Pero quisiera sobre todo detenerme en el hecho que el Espíritu Santo es la fuente inagotable de la vida de Dios en nosotros. El hombre de todos los tiempos y de todos los lugares desea una vida plena y bella, justa y buena, una vida que no esté amenazada por la muerte, sino que pueda madurar y crecer hasta su plenitud. El hombre es como un caminante que, atravesando los desiertos de la vida, tiene sed de un agua viva, fluyente y fresca, capaz de refrescar en profundidad su deseo profundo de luz, de amor, de belleza y de paz. ¡Todos sentimos este deseo! Y Jesús nos da esta agua viva: ella es el Espíritu Santo, que procede del Padre y que Jesús vierte en nuestros corazones. « yo he venido para que tengan Vida, y la tengan en abundancia», nos dice Jesús (Jn 10,10).
Jesús promete a la Samaritana donar un "agua viva", con abundancia y para siempre, a todos aquellos que lo reconocen como el Hijo enviado por el Padre para salvarnos (cfr Jn 4, 5-26; 3,17). Jesús ha venido a donarnos esta "agua viva" que es el espíritu Santo, para que nuestra vida sea guiada por Dios, sea animada por Dios, sea nutrida por Dios.
Cuando decimos que el cristiano es un hombre espiritual nos referimos justamente a esto: el cristiano es una persona que piensa y actúa según Dios, según el Espíritu Santo. Y nosotros, ¿pensamos según Dios? ¿Actuamos según Dios? O ¿nos dejamos guiar por tantas otras cosas que no son Dios?
A este punto podemos preguntarnos: ¿por qué esta agua puede saciarnos hasta el fondo? Sabemos que el agua es esencial para la vida; sin agua se muere; ella refresca, lava, hace fecunda la tierra. En la Carta a los Romanos encontramos esta expresión: «el amor de Dios ha sido derramado en nuestros corazones por el Espíritu Santo, que nos ha sido dado» (5,5).

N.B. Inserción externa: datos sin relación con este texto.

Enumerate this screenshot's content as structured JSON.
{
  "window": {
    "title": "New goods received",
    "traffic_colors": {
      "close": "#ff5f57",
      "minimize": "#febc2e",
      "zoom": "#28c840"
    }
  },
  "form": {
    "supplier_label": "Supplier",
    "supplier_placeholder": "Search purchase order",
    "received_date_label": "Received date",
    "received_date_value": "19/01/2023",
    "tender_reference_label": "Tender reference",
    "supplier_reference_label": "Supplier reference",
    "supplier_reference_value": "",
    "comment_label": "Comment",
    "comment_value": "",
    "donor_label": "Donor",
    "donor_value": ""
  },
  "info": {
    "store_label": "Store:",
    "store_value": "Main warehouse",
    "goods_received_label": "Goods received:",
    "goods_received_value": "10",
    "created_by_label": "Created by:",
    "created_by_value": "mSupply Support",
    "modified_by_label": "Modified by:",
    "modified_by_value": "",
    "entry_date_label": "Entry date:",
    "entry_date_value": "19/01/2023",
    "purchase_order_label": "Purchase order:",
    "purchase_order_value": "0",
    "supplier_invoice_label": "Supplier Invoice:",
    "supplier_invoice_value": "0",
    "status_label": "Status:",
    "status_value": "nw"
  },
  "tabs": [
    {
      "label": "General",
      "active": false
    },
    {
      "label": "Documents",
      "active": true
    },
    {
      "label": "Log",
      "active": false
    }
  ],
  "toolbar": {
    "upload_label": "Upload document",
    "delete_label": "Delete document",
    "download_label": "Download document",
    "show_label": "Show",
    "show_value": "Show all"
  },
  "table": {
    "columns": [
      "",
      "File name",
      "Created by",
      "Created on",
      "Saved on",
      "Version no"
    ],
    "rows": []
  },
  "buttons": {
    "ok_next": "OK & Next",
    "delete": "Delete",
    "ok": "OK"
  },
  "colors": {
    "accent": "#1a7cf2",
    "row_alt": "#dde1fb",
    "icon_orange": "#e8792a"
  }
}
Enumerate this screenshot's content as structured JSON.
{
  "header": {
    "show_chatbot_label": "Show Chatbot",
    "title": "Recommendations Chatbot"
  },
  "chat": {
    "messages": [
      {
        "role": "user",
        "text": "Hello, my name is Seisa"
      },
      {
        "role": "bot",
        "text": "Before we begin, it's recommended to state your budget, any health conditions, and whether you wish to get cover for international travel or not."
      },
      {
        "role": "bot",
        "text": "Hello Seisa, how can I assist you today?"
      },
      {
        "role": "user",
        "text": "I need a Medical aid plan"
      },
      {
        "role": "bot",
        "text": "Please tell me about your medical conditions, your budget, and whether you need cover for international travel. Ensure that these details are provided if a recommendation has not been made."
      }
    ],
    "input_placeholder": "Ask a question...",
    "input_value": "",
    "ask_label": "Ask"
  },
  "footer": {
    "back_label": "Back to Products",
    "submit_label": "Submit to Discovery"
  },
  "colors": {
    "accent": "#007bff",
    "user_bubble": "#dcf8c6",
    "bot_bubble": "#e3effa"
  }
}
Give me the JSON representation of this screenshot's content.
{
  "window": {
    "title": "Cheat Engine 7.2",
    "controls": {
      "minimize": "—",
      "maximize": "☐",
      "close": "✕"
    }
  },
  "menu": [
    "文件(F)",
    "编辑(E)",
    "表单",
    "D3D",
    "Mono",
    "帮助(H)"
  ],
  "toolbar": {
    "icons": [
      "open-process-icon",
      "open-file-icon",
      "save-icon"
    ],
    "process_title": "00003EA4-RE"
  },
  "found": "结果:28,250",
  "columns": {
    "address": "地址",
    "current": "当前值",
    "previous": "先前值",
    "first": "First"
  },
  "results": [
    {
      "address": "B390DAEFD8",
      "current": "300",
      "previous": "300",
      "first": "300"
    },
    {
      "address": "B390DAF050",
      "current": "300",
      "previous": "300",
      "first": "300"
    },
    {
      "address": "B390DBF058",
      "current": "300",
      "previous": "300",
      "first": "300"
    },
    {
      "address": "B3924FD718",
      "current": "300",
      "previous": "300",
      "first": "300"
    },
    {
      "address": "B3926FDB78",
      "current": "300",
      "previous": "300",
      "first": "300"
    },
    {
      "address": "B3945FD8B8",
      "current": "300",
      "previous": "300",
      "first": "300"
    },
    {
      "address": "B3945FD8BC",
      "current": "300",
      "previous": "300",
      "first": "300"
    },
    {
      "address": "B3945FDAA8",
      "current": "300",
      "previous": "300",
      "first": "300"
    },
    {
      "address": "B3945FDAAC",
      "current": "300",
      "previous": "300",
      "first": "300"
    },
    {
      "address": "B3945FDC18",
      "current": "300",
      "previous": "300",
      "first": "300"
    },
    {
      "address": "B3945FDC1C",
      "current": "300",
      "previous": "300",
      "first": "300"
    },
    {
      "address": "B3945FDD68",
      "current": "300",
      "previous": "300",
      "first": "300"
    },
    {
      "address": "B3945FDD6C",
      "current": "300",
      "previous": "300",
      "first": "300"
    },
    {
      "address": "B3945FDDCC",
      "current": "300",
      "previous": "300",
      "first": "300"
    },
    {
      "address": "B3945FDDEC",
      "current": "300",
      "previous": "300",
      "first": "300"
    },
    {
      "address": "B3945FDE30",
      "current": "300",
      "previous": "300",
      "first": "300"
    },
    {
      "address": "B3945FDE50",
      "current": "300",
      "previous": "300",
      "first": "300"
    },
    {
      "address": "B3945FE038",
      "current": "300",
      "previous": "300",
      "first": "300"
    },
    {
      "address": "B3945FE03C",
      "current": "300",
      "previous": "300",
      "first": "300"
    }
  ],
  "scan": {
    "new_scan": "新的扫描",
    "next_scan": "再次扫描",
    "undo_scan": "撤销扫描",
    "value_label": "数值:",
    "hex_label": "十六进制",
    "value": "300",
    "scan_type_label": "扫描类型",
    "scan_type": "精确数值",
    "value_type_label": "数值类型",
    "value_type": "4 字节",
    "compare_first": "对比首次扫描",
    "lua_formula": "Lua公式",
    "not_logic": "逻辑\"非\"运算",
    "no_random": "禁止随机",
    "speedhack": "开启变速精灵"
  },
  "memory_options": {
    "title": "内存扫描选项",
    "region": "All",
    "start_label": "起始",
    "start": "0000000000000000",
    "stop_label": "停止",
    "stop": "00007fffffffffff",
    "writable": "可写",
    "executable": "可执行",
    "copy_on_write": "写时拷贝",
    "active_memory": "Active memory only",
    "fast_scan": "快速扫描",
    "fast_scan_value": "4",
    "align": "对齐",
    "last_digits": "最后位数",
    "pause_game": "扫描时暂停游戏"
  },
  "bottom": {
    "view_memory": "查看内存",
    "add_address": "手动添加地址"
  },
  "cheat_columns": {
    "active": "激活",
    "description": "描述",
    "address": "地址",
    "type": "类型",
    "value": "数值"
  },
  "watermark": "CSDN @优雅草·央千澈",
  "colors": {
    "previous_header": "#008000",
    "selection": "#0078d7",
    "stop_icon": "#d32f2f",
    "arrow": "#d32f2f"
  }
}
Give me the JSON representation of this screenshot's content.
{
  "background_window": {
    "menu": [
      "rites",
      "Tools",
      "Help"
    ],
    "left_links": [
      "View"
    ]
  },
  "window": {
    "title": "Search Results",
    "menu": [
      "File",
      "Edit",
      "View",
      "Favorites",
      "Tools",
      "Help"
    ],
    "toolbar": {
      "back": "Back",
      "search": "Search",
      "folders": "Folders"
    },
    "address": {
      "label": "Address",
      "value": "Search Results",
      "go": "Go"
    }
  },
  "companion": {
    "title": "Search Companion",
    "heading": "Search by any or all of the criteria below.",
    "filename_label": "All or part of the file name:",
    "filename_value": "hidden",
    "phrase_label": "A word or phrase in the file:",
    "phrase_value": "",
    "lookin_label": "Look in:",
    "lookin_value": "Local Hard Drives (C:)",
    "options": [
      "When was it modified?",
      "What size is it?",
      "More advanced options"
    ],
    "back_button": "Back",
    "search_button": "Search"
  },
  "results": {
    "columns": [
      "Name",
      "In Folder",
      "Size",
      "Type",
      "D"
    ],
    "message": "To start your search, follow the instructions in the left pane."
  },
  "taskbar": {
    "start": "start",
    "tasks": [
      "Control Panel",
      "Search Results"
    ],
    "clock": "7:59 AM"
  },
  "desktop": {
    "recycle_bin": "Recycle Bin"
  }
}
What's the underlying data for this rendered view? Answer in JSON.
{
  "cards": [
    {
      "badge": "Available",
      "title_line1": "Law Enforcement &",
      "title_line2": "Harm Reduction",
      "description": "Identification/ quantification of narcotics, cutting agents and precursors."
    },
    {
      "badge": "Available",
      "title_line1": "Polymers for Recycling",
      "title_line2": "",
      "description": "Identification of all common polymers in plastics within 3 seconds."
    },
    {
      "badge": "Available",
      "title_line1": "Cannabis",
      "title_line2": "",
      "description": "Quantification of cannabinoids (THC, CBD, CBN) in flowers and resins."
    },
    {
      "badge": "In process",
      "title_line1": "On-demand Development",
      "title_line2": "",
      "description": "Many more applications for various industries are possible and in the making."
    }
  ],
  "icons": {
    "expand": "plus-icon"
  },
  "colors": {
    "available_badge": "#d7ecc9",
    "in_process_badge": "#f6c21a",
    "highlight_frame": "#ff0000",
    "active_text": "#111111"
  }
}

El "agua viva", el Espíritu Santo, Don del Resucitado que toma morada en nosotros, nos purifica, nos ilumina, nos renueva, nos transforma porque nos hace partícipes de la vida misma de Dios que es Amor. Por esto, el Apóstol Pablo afirma que la vida del cristiano está animada por el Espíritu y de sus frutos, que son «amor, alegría y paz, magnanimidad, afabilidad, bondad y confianza, mansedumbre y temperancia» (Gal 5,22-23). El Espíritu Santo nos introduce en la vida divina como "hijos en el Hijo Unigénito".
En otro pasaje de la Carta a los Romanos, que hemos recordado varias veces, San Pablo lo sintetiza con estas palabras: «Todos los que son conducidos por el Espíritu de Dios son hijos de Dios. Y ustedes no han recibido un espíritu de esclavos para volver a caer en el temor, sino el espíritu de hijos adoptivos, que nos hace llamar a Dios 'Padre'. El mismo espíritu se une a nuestro espíritu para dar testimonio de que somos hijos de Dios. Si somos hijos, también somos herederos, herederos de Dios y coherederos de Cristo, porque sufrimos con él para ser glorificados con él» (8,14-17).